Thanks to Greg for this, and of course to the highly ethical Peyton as well.

Steven Pinker’s take on the material mind

February 15, 2009 • 9:37 am

I sent Simon Conway Morris’s attack on the Darwinian evolution of human mind and consciousness to my colleague Steven Pinker at Harvard (for those of you who have been in Ulan Bator for the last two decades, he’s an eminent psychologist and linguist who has written extensively on the mind, language, and evolution).  Steve had a thoughtful response, which he kindly gave me permission to post here:

My own take:

1. Though there’s much we don’t understand about the evolution of human intelligence, nothing about it is especially mysterious. A specific ability to do physics, abstract philosophy, higher math, and the other problems that vexed Wallace never evolved in the first place – they require millennia of accumulated knowledge in a culture, and decades of education and honing in an individual. A more generic ability entertain concepts of number, objects, living things, causality, and so on, and to combine them into lawful generalizations, is patently adaptive, as we see in the ways that all human cultures depend on acquired technological know-how for their survival, outsmarting the fixed defenses of local flora and fauna.

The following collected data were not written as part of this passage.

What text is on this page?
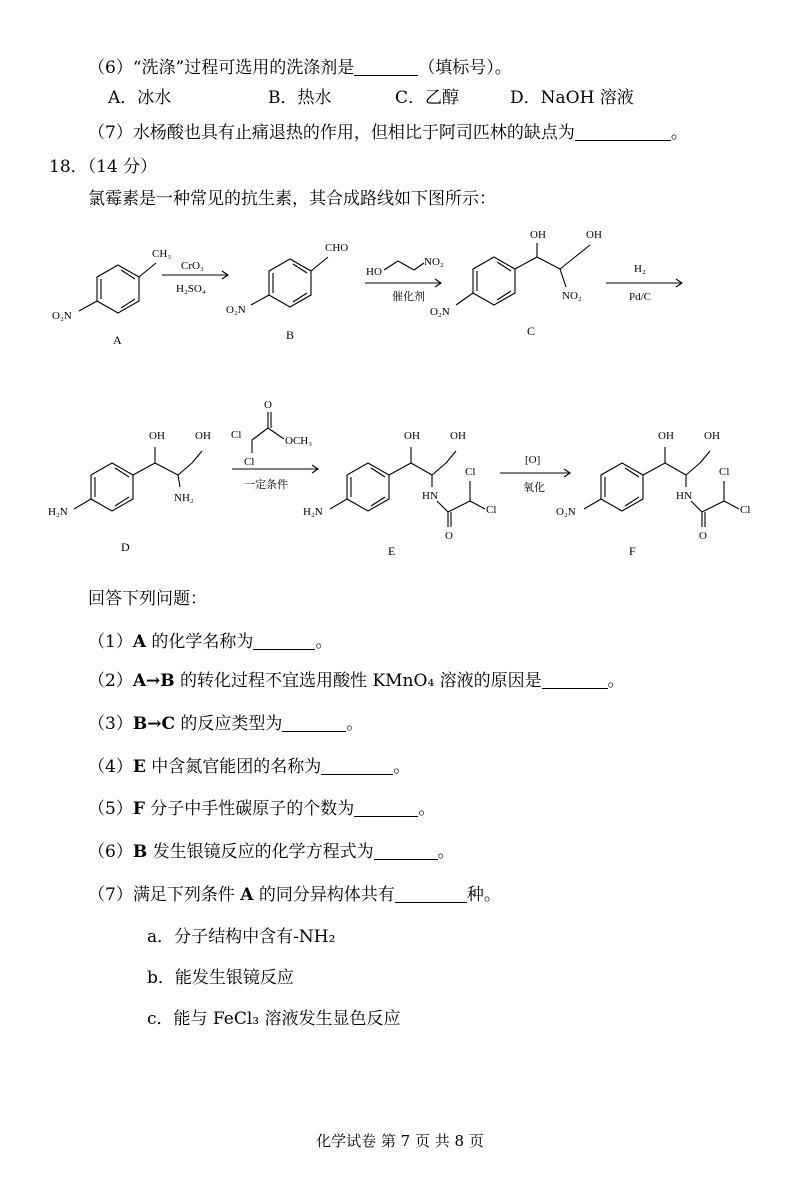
（6）“洗涤”过程可选用的洗涤剂是	（填标号）。
A．冰水	B．热水	C．乙醇	D．NaOH 溶液
（7）水杨酸也具有止痛退热的作用，但相比于阿司匹林的缺点为	。
18．（14 分）
氯霉素是一种常见的抗生素，其合成路线如下图所示：
CH₃
O₂N
A
CrO₃
H₂SO₄
CHO
O₂N
B
HO
NO₂
催化剂
OH	OH
NO₂
O₂N
C
H₂
Pd/C
OH	OH
NH₂
H₂N
D
Cl
Cl
O
OCH₃
一定条件
OH	OH
HN
Cl
Cl
O
H₂N
E
[O]
氧化
OH	OH
HN
Cl
Cl
O
O₂N
F
回答下列问题：
（1）A 的化学名称为	。
（2）A→B 的转化过程不宜选用酸性 KMnO₄ 溶液的原因是	。
（3）B→C 的反应类型为	。
（4）E 中含氮官能团的名称为	。
（5）F 分子中手性碳原子的个数为	。
（6）B 发生银镜反应的化学方程式为	。
（7）满足下列条件 A 的同分异构体共有	种。
a．分子结构中含有-NH₂
b．能发生银镜反应
c．能与 FeCl₃ 溶液发生显色反应
化学试卷 第 7 页 共 8 页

While human-level intelligence is species-specific (as are many zoological traits, such as the elephant’s trunk), impressive levels of numerical cognition and cause-and-effect reasoning have evolved several times, including in corvids, cetaceans, cephalopods, and primates.

2. Nor is morality any mystery. Abstract, universal morality (e.g., a Kantian categorical imperative) never evolved in the first place, but took millennia of debate and cultural experience, and doesn’t characterize the vast majority of humanity. More rudimentary moral sentiments that may have evolved – sympathy, trust, retribution, gratitude, guilt – are stable strategies in cooperation games, and emerge in computer simulations.

3. No feature of consciousness has ever been discovered that does not depend 100% on neurophysiology. Stimulate the brain with chemicals or an electrical current, and the person’s experience changes; let a person’s experience vary, and you can measure the changes in chemistry or electrophysiology. When a brain is damaged, the person’s mental life is diminished accordingly, and when the brain’s activity ceases, the mind goes out of existence – Wallace’s séances notwithstanding, no one has found a way to communicate with the dead. The very existence of a subjective correlate of brain activity may not be understood (if it’s an intellectually coherent problem at all, which some would deny), but positing a “soul” simply renames the problem with no insight, and leaves the perfect correlation between consciousness and neurophysiology unexplained.